Though millions of Americans are still struggling to pay rent and at risk of eviction, the bet on six-figure-earning suburbanites by companies such as Invitation Homes, Inc. and American Homes 4 Rent has so far been pandemic-proof.
Occupancy of the hundreds of thousands of houses collectively owned by these companies is at record highs. Timely payments are in line with historical rates. Tenants are accepting rent increases instead of moving out. New renters hunting for home offices and outdoor space are paying up to move in.
A Covid-19 vaccine might make moving to the suburbs less urgent for some, but rental executives and investors expect favorable demographic and housing-market dynamics to outlast the pandemic.
“The demand we see today is totally insatiable, and it’s growing,” said David Singelyn, chief executive of American Homes 4 Rent, which owns more than 53,000 houses in 22 states and collects an average monthly rent of $1,686.

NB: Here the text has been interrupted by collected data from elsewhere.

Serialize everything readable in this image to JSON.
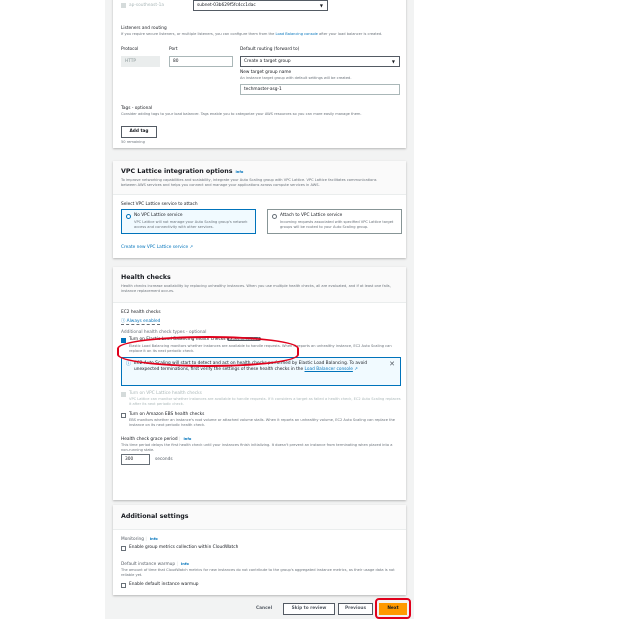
{
  "subnet": {
    "az_label": "ap-southeast-1a",
    "subnet_value": "subnet-03b629f5fc4cc1dac"
  },
  "listeners": {
    "title": "Listeners and routing",
    "desc_prefix": "If you require secure listeners, or multiple listeners, you can configure them from the ",
    "desc_link": "Load Balancing console",
    "desc_suffix": " after your load balancer is created.",
    "protocol_label": "Protocol",
    "protocol_value": "HTTP",
    "port_label": "Port",
    "port_value": "80",
    "routing_label": "Default routing (forward to)",
    "routing_value": "Create a target group",
    "tg_name_label": "New target group name",
    "tg_name_desc": "An instance target group with default settings will be created.",
    "tg_name_value": "techmaster-asg-1"
  },
  "tags": {
    "title": "Tags - optional",
    "desc": "Consider adding tags to your load balancer. Tags enable you to categorize your AWS resources so you can more easily manage them.",
    "add_label": "Add tag",
    "remaining": "50 remaining"
  },
  "lattice": {
    "title": "VPC Lattice integration options",
    "info": "Info",
    "desc": "To improve networking capabilities and scalability, integrate your Auto Scaling group with VPC Lattice. VPC Lattice facilitates communications between AWS services and helps you connect and manage your applications across compute services in AWS.",
    "select_label": "Select VPC Lattice service to attach",
    "options": [
      {
        "label": "No VPC Lattice service",
        "desc": "VPC Lattice will not manage your Auto Scaling group's network access and connectivity with other services.",
        "selected": true
      },
      {
        "label": "Attach to VPC Lattice service",
        "desc": "Incoming requests associated with specified VPC Lattice target groups will be routed to your Auto Scaling group.",
        "selected": false
      }
    ],
    "create_link": "Create new VPC Lattice service"
  },
  "health": {
    "title": "Health checks",
    "desc": "Health checks increase availability by replacing unhealthy instances. When you use multiple health checks, all are evaluated, and if at least one fails, instance replacement occurs.",
    "ec2_label": "EC2 health checks",
    "ec2_value": "Always enabled",
    "additional_label": "Additional health check types - optional",
    "elb": {
      "label": "Turn on Elastic Load Balancing health checks",
      "badge": "Recommended",
      "desc": "Elastic Load Balancing monitors whether instances are available to handle requests. When it reports an unhealthy instance, EC2 Auto Scaling can replace it on its next periodic check.",
      "checked": true
    },
    "alert_text": "EC2 Auto Scaling will start to detect and act on health checks performed by Elastic Load Balancing. To avoid unexpected terminations, first verify the settings of these health checks in the ",
    "alert_link": "Load Balancer console",
    "lattice_hc": {
      "label": "Turn on VPC Lattice health checks",
      "desc": "VPC Lattice can monitor whether instances are available to handle requests. If it considers a target as failed a health check, EC2 Auto Scaling replaces it after its next periodic check.",
      "checked": false
    },
    "ebs_hc": {
      "label": "Turn on Amazon EBS health checks",
      "desc": "EBS monitors whether an instance's root volume or attached volume stalls. When it reports an unhealthy volume, EC2 Auto Scaling can replace the instance on its next periodic health check.",
      "checked": false
    },
    "grace_label": "Health check grace period",
    "grace_info": "Info",
    "grace_desc": "This time period delays the first health check until your instances finish initializing. It doesn't prevent an instance from terminating when placed into a non-running state.",
    "grace_value": "300",
    "grace_unit": "seconds"
  },
  "additional": {
    "title": "Additional settings",
    "monitoring_label": "Monitoring",
    "monitoring_info": "Info",
    "monitoring_cb": "Enable group metrics collection within CloudWatch",
    "warmup_label": "Default instance warmup",
    "warmup_info": "Info",
    "warmup_desc": "The amount of time that CloudWatch metrics for new instances do not contribute to the group's aggregated instance metrics, as their usage data is not reliable yet.",
    "warmup_cb": "Enable default instance warmup"
  },
  "footer": {
    "cancel": "Cancel",
    "skip": "Skip to review",
    "previous": "Previous",
    "next": "Next"
  },
  "colors": {
    "accent": "#0073bb",
    "primary_button": "#ff9900",
    "annotation": "#e0001b"
  }
}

Asking rents for available properties owned by big home-rental firms jumped 7.5% in October, according to real-estate analytics firm Green Street. It was the fifth straight month of year-over-year increases and the biggest since the firm began tracking in 2014, when financiers were still gobbling up foreclosures.
Mom-and-pop operators and individual investors who own most of the country’s 16 million rental houses are also raising rents. But not as aggressively as America’s mega landlords, who use computer programs to match rents with demand and have their own investors to please. September single-family rents climbed an average of 3.8% from a year earlier across 63 markets regardless of the owner, according to John Burns Real Estate Consulting. No market declined.
Increases in excess of 5% came in corporate-landlord strongholds Atlanta and Phoenix, but also in Middle America, around Memphis, Minneapolis and Kansas City, as well as in the West Coast’s less-expensive inland markets, like Sacramento, Calif. and Portland, Ore.
“Landlords are able to raise rents right now at a rate that is high in normal times,” said Rick Palacios Jr., John Burns’s head of research. “It’s ridiculously high when you put it in a backdrop of a recession”
The situation speaks to the uneven economic recovery. Multitudes of Americans remain unemployed and without the means to make up for missed rent payments once eviction moratoriums are lifted. Meanwhile, work-from-home professionals have kept earning and are looking for more living space.